The artist est un pari ambitieux. Ambitieux mais pas totalement réussi. On peut saluer la performance du compositeur, sans qui le film manquerait cruellement de relief. En effet dans le muet, la musique est à la fois le texte et le vecteur des sentiments véhiculés. Malgré cela, je dirais que le film reste un peu plat et manque globalement de rythme.
Quand on pense « muet », on pense souvent à Chaplin. Sans vouloir comparer, ce qui serait absolument vain, « The artist » n'a pas le charme qu'on aime habituellement prêter au genre.

Les acteurs sont bons, oui. Très bons, éventuellement. Mais exceptionnels, certainement pas. Le film n'est pas long mais il l'est suffisamment pour noter le côté un peu répétitif des mimiques et des grimaces, qui pourraient sans doute être nettement plus variées.
Des personnages tout d'abord absolument insupportables de vanité, effet certes recherché, mais qui empêche le spectateur de s'attacher totalement à eux. Ensuite, c'est vrai, on finit par les comprendre, leur trouver un certain charme, et on ne peut nier que leur relation est touchante.

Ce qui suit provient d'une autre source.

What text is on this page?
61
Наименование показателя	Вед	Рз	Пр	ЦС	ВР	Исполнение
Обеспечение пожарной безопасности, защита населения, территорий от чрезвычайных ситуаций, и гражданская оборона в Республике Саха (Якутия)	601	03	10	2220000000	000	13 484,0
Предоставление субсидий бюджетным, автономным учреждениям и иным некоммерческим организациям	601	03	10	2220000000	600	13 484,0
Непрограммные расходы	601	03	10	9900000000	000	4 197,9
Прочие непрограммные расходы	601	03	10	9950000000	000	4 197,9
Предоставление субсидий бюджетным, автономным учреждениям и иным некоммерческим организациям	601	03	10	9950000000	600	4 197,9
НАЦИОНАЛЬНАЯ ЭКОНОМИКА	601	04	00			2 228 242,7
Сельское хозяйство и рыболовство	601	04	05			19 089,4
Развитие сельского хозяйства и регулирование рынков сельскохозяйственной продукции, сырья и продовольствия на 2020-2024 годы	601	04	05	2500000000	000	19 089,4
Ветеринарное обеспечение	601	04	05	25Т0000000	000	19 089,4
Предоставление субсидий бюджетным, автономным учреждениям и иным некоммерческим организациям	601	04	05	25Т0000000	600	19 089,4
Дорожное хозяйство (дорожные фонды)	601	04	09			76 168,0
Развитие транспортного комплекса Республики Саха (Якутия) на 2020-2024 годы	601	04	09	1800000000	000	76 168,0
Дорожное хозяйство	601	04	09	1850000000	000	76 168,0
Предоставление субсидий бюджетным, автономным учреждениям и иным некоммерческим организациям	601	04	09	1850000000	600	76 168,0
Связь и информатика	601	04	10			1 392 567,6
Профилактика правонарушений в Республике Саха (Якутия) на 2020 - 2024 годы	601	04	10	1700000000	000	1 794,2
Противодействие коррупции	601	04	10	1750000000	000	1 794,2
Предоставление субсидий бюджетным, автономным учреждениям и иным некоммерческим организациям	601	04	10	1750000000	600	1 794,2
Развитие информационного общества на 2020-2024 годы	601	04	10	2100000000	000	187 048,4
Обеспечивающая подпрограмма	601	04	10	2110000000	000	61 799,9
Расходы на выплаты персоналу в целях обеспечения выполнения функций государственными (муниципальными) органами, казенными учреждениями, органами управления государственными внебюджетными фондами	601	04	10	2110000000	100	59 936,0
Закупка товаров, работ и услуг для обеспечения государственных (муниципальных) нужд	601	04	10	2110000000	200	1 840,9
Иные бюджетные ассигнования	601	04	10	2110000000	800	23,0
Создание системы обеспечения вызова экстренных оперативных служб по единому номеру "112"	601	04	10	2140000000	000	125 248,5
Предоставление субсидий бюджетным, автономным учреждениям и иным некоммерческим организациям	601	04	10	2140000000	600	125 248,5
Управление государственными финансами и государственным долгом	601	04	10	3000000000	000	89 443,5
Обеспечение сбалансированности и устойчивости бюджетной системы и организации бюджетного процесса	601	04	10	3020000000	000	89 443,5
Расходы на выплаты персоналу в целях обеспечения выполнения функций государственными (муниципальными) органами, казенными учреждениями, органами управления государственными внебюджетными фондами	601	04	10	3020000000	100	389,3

The Artist, c'est la chute d'un acteur : sujet bien traité, destinée affolante, on en vient presque à avoir de la compassion pour ce Georges Valentin, délaissé par son public, perdu dans la parole, et s'accrochant de toutes ses forces à ce qui lui reste de silence !

SPOIL
Là où les pancartes de dialogues sont bien utilisées, c'est lors du point culminant. Le mot « bang » qui masque l'action, peut sembler classique mais il faut avouer qu'on ne s'y attend pas forcément. C'est à ce moment-là qu'on se dit que le film peut basculer d'un côté comme de l'autre.
Bien sûr, on ne souhaite pas sa mort, ce n'est pas ça. Mais plonger dans le happy end et la fin classique du mot « action », c'est quand même assez téléphoné....

Et ce retour soudain à la parole, mon dieu pourquoi ! A quoi bon ! Aucun intérêt, sinon souligner au stylo rouge à quel point ça finit bien. Et surtout aucune logique ! C'est dans la vie réelle qu'il retrouve la parole alors qu'il n'y aucun changement de ce côté-là, non, il n'était pas muet dans la vie de tous les jours ! Ça n'aurait pu marcher que s'il s'était mis à parler sur le plateau pendant le tournage, car c'est cela la véritable transformation. Grosse incohérence à mon sens donc. Comme une façon de se dérober au dernier moment, et de ne pas assumer le silence jusqu'à la fin (pourtant il ne restait pas long !). Ou comment trouver un échappatoire en choisissant une fin facile...

De très beaux moments : la mise en abîme est bien traitée, des jeux de reflets, de miroirs, des mises en parallèle entre l'acteur, l'écran, son tableau...La scène ou Mlle s'enlace elle-même dans la veste de George est très belle. Et n'oublions pas les scènes de danse : les scènes de claquettes bien sûr (même si, honnetement, elles n'inventent rien), mais surtout le jeu de pieds entre les deux protagonistes, tous deux séparés par un panneau.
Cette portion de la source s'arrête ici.